Introduction: Caring for patients in traditionally designed, large teaching hospitals is often frustrating. Attempts at decreasing internal costs and inpatient length of stay are universally undertaken in order to address dwindling reimbursement, and patient care becomes more specialized and fractionated. These attempts have proven to be myopic, at best, and injurious to patient care and professional job satisfaction, at worst. This manuscript attempts to characterize the operational processes of our university operating room facility as well as make suggestions for operational improvements that can be applied to all hospitals.

Methods: Through a step-by-step approach, we analyze the patient's journey from the surgeon's office through the day of surgery to discharge. Using this approach, a series of studies designed to identify operational shortcomings and inefficiencies are undertaken, and the results of these shortcomings are elucidated.

Results: In our operating room, the peri-operative services are composed of multiple departments, each accountable to their own administrative silo.
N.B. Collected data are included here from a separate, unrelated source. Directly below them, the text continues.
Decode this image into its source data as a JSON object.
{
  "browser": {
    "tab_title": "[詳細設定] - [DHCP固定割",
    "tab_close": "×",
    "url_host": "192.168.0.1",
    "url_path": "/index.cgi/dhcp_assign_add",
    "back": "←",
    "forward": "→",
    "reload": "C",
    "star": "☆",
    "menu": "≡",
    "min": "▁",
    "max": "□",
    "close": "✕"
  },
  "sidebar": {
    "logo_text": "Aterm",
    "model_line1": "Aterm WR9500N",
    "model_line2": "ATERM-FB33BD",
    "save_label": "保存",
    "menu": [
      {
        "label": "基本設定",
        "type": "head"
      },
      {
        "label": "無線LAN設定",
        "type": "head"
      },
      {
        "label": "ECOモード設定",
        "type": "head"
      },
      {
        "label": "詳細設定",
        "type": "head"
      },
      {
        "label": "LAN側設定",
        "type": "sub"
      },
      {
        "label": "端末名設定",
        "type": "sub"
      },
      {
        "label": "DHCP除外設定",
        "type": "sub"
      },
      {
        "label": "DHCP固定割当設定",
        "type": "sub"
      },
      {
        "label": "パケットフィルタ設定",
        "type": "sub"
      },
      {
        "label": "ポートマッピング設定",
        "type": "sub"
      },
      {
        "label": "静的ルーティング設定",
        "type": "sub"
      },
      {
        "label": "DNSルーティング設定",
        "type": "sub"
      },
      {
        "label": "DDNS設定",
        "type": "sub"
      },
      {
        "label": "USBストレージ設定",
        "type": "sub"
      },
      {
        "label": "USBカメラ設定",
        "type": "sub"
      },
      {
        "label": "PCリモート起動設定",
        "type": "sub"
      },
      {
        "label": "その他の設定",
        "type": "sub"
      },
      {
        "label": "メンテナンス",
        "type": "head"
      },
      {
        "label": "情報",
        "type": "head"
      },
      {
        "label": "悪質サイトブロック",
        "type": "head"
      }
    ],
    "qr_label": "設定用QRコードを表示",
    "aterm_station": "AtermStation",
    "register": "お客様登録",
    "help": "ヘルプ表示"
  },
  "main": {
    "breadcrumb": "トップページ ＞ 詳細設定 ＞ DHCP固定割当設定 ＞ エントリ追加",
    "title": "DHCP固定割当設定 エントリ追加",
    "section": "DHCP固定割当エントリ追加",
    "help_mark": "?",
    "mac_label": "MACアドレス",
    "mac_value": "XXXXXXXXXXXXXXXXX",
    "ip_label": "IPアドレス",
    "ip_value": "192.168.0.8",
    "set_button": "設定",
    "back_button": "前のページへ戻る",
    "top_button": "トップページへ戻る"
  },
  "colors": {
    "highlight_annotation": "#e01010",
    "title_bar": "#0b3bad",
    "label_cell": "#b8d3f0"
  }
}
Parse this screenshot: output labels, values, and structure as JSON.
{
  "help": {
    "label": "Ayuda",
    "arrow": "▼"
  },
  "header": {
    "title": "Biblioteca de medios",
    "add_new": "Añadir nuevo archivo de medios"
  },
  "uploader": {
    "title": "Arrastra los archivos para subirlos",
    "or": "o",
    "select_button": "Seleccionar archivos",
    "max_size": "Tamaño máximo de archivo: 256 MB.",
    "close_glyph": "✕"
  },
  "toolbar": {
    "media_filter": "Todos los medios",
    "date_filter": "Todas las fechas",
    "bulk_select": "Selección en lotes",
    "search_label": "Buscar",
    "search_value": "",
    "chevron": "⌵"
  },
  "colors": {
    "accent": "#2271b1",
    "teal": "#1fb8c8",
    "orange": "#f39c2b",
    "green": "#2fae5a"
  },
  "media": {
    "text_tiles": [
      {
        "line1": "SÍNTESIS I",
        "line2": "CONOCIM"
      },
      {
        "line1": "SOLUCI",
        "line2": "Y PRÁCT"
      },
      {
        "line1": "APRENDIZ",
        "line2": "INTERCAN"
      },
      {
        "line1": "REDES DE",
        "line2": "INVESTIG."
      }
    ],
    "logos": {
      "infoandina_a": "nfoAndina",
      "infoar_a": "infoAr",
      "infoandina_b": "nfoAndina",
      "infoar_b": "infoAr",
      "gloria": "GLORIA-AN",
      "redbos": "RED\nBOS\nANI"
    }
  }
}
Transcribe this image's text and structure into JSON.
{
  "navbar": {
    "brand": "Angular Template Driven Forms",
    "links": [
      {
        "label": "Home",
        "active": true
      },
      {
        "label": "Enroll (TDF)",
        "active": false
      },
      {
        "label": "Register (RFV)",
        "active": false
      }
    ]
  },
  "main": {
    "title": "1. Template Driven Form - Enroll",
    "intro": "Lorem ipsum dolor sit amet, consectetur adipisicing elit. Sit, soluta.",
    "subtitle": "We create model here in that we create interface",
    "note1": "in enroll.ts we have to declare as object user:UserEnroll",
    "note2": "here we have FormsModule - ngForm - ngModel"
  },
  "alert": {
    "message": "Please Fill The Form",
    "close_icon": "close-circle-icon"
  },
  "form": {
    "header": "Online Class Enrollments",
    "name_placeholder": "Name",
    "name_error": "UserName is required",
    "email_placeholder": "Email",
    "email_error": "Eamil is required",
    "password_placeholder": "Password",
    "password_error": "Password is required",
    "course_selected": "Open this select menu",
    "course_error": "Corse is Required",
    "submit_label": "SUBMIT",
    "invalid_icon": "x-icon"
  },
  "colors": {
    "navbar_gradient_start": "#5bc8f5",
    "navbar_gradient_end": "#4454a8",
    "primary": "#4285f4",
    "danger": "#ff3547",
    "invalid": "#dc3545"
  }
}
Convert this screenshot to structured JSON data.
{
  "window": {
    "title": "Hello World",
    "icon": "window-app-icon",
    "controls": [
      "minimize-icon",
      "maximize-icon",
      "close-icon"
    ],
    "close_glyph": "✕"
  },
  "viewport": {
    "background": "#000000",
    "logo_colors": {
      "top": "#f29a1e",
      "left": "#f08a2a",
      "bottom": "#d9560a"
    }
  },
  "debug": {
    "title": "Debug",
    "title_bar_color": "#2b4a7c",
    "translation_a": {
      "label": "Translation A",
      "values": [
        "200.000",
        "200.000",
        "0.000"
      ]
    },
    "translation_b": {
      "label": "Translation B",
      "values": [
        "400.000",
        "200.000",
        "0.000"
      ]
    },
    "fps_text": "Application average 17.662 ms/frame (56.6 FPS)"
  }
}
We found this to result in fragmented goals and objectives confounded by individualized and conflicting incentives. Consequently, we conclude with a recommendation that veers from process modification to a disruptive innovation of the hierarchical organization.

Conclusion: Nowhere in the hospital is this drive for cost containment and increased patient volume more evident than in the operating theatre. Long-term improvements must embrace radical reduction of OR costs and increased operative patient through-put, (i.e. per 8 h day; per fiscal year) by re-engineering the processes of operative patient care. In the end, the ultimate goal of safe and high-quality patient care must not be compromised.